This week back in 2009, I reviewed The Reader for the Capital Times newspaper:
If you are on the look out for an intelligent, serious and impressively well-made drama that will stimulate and move you (and of course you are, or you wouldn’t be reading this) then The Reader will fit your bill perfectly. The last of the big Oscar contenders to hit our shores, this is a version of the best-selling novel which put the German struggle to come to terms with the crimes of the Nazis centre stage. The adaptation (by British playwright and screenwriter David Hare) also does this but something else as well – it becomes a meditation on all kinds of guilt and shame as well as the complex interaction between the two.
In 1958, schoolboy Michael Berg falls ill and is helped by a stranger (the extraordinary Kate Winslet). After his recovery, three months later, he returns to thank her and they begin an affair that lasts the final summer of his childhood. Between bouts of lovemaking she demands he read to her, telling her the stories and plays he is studying at school. Several months later she disappears, breaking poor Michael’s heart, only to return to his life eight years later in a Berlin courtroom, on trial for war crimes.
Flawlessly acted (by Winslet, Ralph Fiennes as the adult Berg and newcomer David Kross as the callow youth) and directed with careful precision by Stephen Daldry, The Reader carries with it an intellectual weight that acts like a kind of amplifier for the material, rather than simply adding layers of emotion. Terribly good.

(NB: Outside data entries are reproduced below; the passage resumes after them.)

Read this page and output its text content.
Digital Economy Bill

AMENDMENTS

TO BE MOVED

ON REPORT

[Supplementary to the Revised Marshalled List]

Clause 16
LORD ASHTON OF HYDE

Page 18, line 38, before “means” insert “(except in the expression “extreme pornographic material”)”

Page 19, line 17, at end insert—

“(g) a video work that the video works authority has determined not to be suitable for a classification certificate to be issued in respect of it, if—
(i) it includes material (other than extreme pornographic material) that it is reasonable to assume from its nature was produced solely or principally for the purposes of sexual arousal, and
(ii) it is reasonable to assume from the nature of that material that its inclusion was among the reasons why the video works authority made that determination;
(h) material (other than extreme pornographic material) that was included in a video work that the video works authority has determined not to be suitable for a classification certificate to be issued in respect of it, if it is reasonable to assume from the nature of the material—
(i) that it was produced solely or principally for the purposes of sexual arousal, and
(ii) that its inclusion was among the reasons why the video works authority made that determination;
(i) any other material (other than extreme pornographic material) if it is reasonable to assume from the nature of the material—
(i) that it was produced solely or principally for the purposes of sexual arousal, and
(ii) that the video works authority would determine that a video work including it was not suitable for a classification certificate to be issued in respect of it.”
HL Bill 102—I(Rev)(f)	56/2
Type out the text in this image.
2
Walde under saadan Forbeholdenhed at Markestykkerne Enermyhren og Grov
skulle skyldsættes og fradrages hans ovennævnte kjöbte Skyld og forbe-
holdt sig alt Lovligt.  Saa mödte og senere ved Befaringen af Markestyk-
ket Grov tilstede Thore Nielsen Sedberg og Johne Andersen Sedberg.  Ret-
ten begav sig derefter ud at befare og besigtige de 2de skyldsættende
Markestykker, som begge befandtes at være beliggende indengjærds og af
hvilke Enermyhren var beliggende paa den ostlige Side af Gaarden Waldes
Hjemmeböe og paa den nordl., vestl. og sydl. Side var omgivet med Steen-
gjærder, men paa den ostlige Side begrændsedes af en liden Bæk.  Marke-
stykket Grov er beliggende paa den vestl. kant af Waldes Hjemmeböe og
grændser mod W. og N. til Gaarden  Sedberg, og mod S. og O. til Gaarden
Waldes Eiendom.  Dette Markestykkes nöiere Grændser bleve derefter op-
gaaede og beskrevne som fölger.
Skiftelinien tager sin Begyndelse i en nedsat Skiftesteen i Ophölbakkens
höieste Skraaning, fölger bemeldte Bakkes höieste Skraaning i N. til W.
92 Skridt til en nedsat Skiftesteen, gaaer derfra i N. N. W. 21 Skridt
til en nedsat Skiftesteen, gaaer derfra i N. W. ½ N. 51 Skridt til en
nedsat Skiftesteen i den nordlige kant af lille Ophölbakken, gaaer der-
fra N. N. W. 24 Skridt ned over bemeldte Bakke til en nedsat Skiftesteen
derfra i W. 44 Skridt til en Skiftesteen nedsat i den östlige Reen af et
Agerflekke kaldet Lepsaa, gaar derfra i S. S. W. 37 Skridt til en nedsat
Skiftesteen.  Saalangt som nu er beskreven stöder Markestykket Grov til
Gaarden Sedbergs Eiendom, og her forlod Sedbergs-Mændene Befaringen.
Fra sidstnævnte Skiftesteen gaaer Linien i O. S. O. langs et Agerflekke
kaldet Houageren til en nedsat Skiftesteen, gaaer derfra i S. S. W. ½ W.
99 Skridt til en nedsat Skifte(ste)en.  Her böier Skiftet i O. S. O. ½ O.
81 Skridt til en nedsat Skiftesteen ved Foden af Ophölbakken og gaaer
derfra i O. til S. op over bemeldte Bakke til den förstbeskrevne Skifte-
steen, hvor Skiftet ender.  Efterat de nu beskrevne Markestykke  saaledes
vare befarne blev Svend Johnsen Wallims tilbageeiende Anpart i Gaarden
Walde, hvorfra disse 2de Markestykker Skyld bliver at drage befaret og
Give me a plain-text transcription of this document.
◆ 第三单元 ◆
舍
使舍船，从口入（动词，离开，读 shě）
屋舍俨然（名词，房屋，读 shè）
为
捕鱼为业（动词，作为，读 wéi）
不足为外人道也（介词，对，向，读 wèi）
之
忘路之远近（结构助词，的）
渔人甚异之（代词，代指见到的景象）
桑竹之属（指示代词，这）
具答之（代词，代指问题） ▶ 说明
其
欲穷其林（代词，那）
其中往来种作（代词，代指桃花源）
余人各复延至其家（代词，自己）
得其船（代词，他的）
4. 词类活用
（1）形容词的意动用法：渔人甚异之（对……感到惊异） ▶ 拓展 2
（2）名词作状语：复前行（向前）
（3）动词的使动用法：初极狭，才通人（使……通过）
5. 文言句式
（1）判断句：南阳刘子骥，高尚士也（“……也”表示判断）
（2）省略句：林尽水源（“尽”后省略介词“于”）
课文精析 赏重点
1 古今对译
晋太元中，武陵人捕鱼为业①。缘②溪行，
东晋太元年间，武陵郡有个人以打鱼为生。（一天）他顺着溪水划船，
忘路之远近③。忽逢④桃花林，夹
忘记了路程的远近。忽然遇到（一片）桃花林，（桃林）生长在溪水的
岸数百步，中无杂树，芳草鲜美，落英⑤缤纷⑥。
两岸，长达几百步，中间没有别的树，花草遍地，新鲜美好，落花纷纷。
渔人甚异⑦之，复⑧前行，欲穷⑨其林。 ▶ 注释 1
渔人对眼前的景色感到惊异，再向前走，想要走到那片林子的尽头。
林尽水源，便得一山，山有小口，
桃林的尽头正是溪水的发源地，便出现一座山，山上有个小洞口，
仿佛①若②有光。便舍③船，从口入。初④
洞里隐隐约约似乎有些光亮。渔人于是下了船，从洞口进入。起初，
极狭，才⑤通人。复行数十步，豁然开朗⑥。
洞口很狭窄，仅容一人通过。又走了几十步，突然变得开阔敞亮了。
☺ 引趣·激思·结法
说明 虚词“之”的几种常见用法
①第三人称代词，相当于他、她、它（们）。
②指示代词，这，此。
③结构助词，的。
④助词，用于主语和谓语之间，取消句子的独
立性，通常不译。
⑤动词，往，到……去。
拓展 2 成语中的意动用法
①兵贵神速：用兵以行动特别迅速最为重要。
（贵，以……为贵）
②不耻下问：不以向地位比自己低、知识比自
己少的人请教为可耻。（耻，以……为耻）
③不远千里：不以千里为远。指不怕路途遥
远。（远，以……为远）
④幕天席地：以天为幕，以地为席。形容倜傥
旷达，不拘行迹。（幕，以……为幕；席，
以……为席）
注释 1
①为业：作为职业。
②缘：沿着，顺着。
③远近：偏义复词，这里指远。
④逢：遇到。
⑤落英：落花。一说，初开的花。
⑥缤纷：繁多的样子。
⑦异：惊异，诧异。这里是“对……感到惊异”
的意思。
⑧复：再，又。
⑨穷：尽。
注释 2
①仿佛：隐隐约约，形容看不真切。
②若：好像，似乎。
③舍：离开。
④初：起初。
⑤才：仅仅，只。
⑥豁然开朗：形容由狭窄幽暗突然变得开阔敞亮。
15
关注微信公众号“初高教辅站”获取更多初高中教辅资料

Also featured in that April 2009 review for Capital Times, the pirate radio comedy The Boat That Rocked (“I loved it, despite its sloppy sentimentality and many flat patches”), live action anime reboot Dragonball Evolution (“balderdash”) and The Rock in the Disney remake Race to Witch Mountain (“It rips along with good humour (and some surprisingly effective schmaltz)”.
Where to watch The Reader
Aotearoa: Digital rental from Apple or Neon
Australia: Streaming on Stan or Starz
Canada & UK: Digital rental from Apple or Amazon
Ireland: Digital rental from Apple*
USA: Streaming on Britbox, or Kanopy
Further listening
Last Friday night on RNZ Nights with Emile Donovan, Emile did me the great kindness of quoting my own review back to me when I threatened to get too verbose about Origin. A real “I think what you are trying to say is …” moment.
Further reading
One of my local cinemas – always very generous to me personally so I won’t call them out by name – only pins up international film reviews on their noticeboard.
This is frustrating as those critics are not automatically better than anyone here in New Zealand and you might think that an independent cinema would help promote those of us who are active in their neighbourhood.
More annoying is their new habit of sticking big “Rotten Tomatoes Fresh” labels on movie posters. I overheard a patron there the other day talking about how they check RT before deciding what to watch and my heart sank a little bit.
Then I read this excellent (long) memorial for Bryan VanCampen, film critic for the tiny Ithaca Times in New York. It’s about how local reviewers contribute to a domestic film culture, something I was always conscious of at the Capital Times but it feels like we are fighting a losing battle now.
The homogenisation of opinion via RT and MetaCritic, the reduction of criticism to quotable sound bites, the huge influence of the global media outlets, and negative domestic developments like newsroom redundancies and website redesigns that hide arts content (and no longer even offer a search facility), all mean a reduction in the discourse.
I’m very grateful for the outlets that I still have, of course, and this newsletter is a great way to keep my pencil sharp, but this slow ‘death by a thousand cuts’ doesn’t serve audiences wherever they are.
*I’ve just noticed that there are subscribers from Ireland so it behooves me to add Irish options for where to find titles so they will feel included.
"I overheard a patron there the other day talking about how they check RT before deciding what to watch and my heart sank a little bit." ... so, okay, as cost-saving measure, I also do this before heading to a regular screening at a movie theatre, simply as a kind of cost-risk analysis - I loathe paying $22/ticket at Hoyts and walking out disappointed. I do occasionally go to our local Monterey to see smaller pictures; I never check those on RT.